Menteri Hukum (Menkum) Supratman Andi Agtas menegaskan bahwa sejumlah tindak pidana berat dikecualikan dari penerapan restorative justice (RJ). Tindak pidana tersebut meliputi korupsi, terorisme, pelanggaran Hak Asasi Manusia (HAM) berat, pencucian uang, serta kekerasan seksual.
Korupsi dan Terorisme Dikecualikan dari Restorative Justice
“Jadi kalau untuk RJ itu tidak berlaku bagi tindak pidana korupsi, juga terorisme, pelanggaran tindak pidana HAM berat, dan juga pencucian uang ya, termasuk kekerasan seksual,” ujar Supratman dalam jumpa pers di gedung Kemenkum, Kuningan, Jakarta, Senin (5/1/2026).
Ia menambahkan, penerapan RJ untuk kasus-kasus tersebut sama sekali tidak dimungkinkan sesuai dengan Kitab Undang-Undang Hukum Acara Pidana (KUHAP) yang baru. “Jadi itu sama sekali tidak mungkin dilakukan RJ ya, sesuai dengan KUHAP yang baru,” tegasnya.
Syarat Restorative Justice di Tahap Penyelidikan
Wakil Menteri Hukum (Wamenkum) Eddy Hiariej menambahkan bahwa penerapan restorative justice pada tahap penyelidikan sempat menuai banyak protes dari publik. Namun, ia menjelaskan bahwa RJ pada tahap penyelidikan tetap harus dilaporkan kepada penyidik dengan beberapa syarat.

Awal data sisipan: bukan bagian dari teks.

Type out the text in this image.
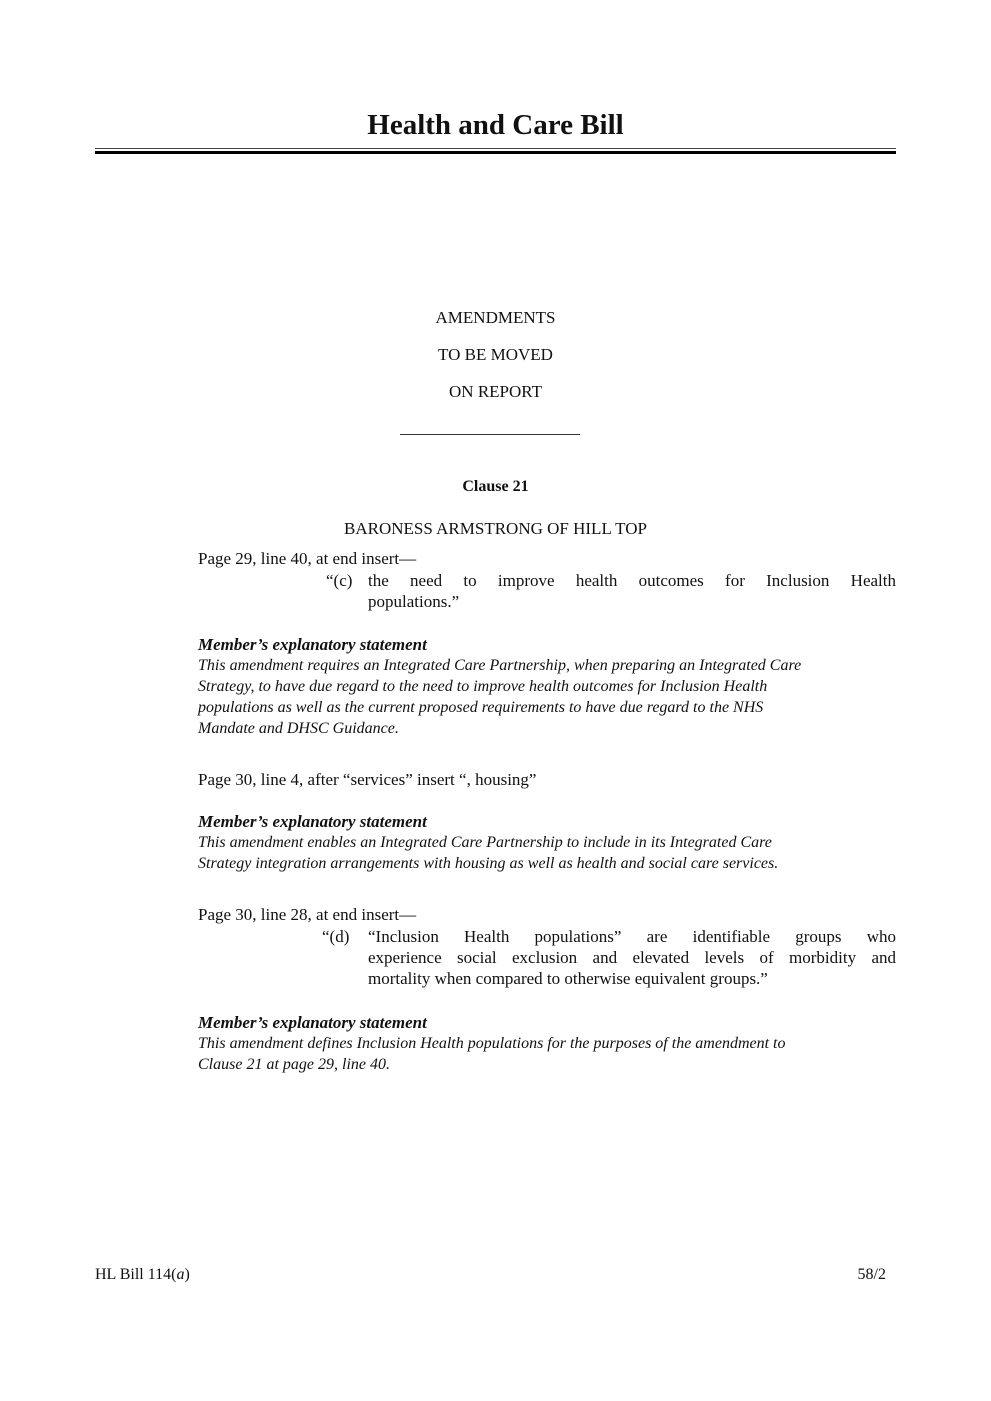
Health and Care Bill
AMENDMENTS
TO BE MOVED
ON REPORT
Clause 21
BARONESS ARMSTRONG OF HILL TOP
Page 29, line 40, at end insert—
“(c) the need to improve health outcomes for Inclusion Health
populations.”
Member’s explanatory statement
This amendment requires an Integrated Care Partnership, when preparing an Integrated Care
Strategy, to have due regard to the need to improve health outcomes for Inclusion Health
populations as well as the current proposed requirements to have due regard to the NHS
Mandate and DHSC Guidance.
Page 30, line 4, after “services” insert “, housing”
Member’s explanatory statement
This amendment enables an Integrated Care Partnership to include in its Integrated Care
Strategy integration arrangements with housing as well as health and social care services.
Page 30, line 28, at end insert—
“(d) “Inclusion Health populations” are identifiable groups who
experience social exclusion and elevated levels of morbidity and
mortality when compared to otherwise equivalent groups.”
Member’s explanatory statement
This amendment defines Inclusion Health populations for the purposes of the amendment to
Clause 21 at page 29, line 40.
HL Bill 114(a)	58/2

“Hanya saja dari restoratif penyelidikan itu dia harus memberi tahu kepada penyidik untuk kemudian itu diregister mengapa harus memberi tahu kepada penyidik? Karena restorative justice itu syaratnya ada beberapa,” jelas Eddy.
Syarat-syarat tersebut meliputi:
- Pelaku baru pertama kali melakukan tindakan pidana.
- Ancaman pidananya tidak lebih dari 5 tahun.
- Persetujuan korban.
Eddy mencontohkan, jika salah satu syarat tersebut tidak terpenuhi, maka restorative justice tidak dapat dilakukan. Terutama jika korban dalam kasus tersebut tidak memberikan persetujuan.
“Sekali lagi mau perkara apa pun kalau korban itu tidak setuju, perkara jalan terus. Jadi tidak ada restoratif,” pungkasnya.
Sebelumnya, Menteri Hukum juga sempat menyebutkan bahwa UU KUHAP baru berlaku efektif pada 2 Januari 2026, bersamaan dengan berlakunya KUHP.